La responsabilità di garantire buone pratiche di lavoro come norma a tutti i livelli della produzione ricade quindi anche sulle industrie manifatturiere, spinte a usare la loro posizione di potere per assicurare che gli standard minimi vengano rispettati, potenziando il confronto con le unioni sindacali e condividendo un quadro normativo internazionale per facilitare questo dialogo. L’auspicio è quello di una cooperazione / collaborazione nazionale, regionale e internazionale per migliorare le condizioni della produzione industriale, basata sul rispetto reciproco e sulla costruzione di un consenso partecipato e su un criticismo costruttivo.

Purtroppo gli abusi delle sweatshop (efficace espressione che sta proprio ad indicare le “fabbriche del sudore” che sfruttano i propri operai) continuano a rimanere profondamente e significativamente radicati quali problemi sistemici. Basti pensare al titolo del rapporto curato da waronwant.org: Fashion Victims. “Vittime della moda”, sì…. E non ci si riferisce certo a star viziate che non sanno rinunciare ai propri capricci! Non tutti i marchi fanno della sostenibilità il loro punto di forza e la filosofia alla base della vita stessa dell’azienda. Per citare in questa sede solo due tra gli esempi virtuosi possibili, pensiamo al prezioso circuito del commercio equo promosso da Altromercato e al Patagonia-pensiero. È pur vero che alcune compagnie sono pronte a intraprendere iniziative per migliorare le condizioni di lavoro dei propri lavoratori e salvaguardarne i diritti fondamentali, ma di sicuro non esistono soluzioni facili e immediate per eliminare le violazioni presenti. Uno dei primi step è sicuramente l’adozione di un codice di condotta, che sia promessa di determinate condizioni di lavoro per gli operai e che abbia quali punti principali, tra gli altri, la scelta libera dell’impiego, la non discriminazione, l’assenza di lavoro minorile e un numero non eccessivo di ore lavorative (non più di 48 ore settimanali, almeno un giorno di riposo ogni 7, non più di 12 ore a settimana di lavoro straordinario).

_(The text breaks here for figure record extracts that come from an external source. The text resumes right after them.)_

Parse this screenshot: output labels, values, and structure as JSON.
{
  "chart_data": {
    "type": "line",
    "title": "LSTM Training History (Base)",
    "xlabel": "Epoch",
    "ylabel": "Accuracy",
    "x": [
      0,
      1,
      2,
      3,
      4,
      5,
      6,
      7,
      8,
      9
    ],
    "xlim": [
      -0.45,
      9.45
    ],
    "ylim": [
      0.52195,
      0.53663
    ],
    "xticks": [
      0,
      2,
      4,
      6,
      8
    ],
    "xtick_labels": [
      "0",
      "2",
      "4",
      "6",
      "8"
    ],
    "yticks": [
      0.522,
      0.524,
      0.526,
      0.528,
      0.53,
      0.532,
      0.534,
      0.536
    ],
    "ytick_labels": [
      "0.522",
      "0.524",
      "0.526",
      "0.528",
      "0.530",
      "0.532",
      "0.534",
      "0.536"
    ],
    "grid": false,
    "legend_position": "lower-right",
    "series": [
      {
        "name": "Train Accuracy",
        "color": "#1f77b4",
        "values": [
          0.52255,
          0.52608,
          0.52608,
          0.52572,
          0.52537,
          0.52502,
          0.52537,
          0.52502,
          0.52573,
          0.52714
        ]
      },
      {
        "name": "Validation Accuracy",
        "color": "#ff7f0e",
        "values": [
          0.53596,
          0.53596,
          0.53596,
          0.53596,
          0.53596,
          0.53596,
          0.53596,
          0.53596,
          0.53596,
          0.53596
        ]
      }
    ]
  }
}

Vale la pena allora segnalare in chiusura, ricordando tra l’altro che domani ricorre la Giornata mondiale contro il lavoro minorile, l’esistenza di un ulteriore strumento per misurare la sostenibilità dei propri capi. Si tratta dell’Higgs Sustainable Index, di cui si parla ampiamente su Greenme.it. Si tratta di un riferimento oggettivo e univoco, elaborato dalla Sustainable Apparel Coalition, per analizzare l’impatto ambientale e sociale della produzione di capi d’abbigliamento in termini di sostenibilità del design e del ciclo di vita del capo, dell’utilizzo (e degli sprechi) di materie prime necessarie alla sua realizzazione e dei livelli di consumo energetico e smaltimento dei rifiuti derivanti dalla sua produzione.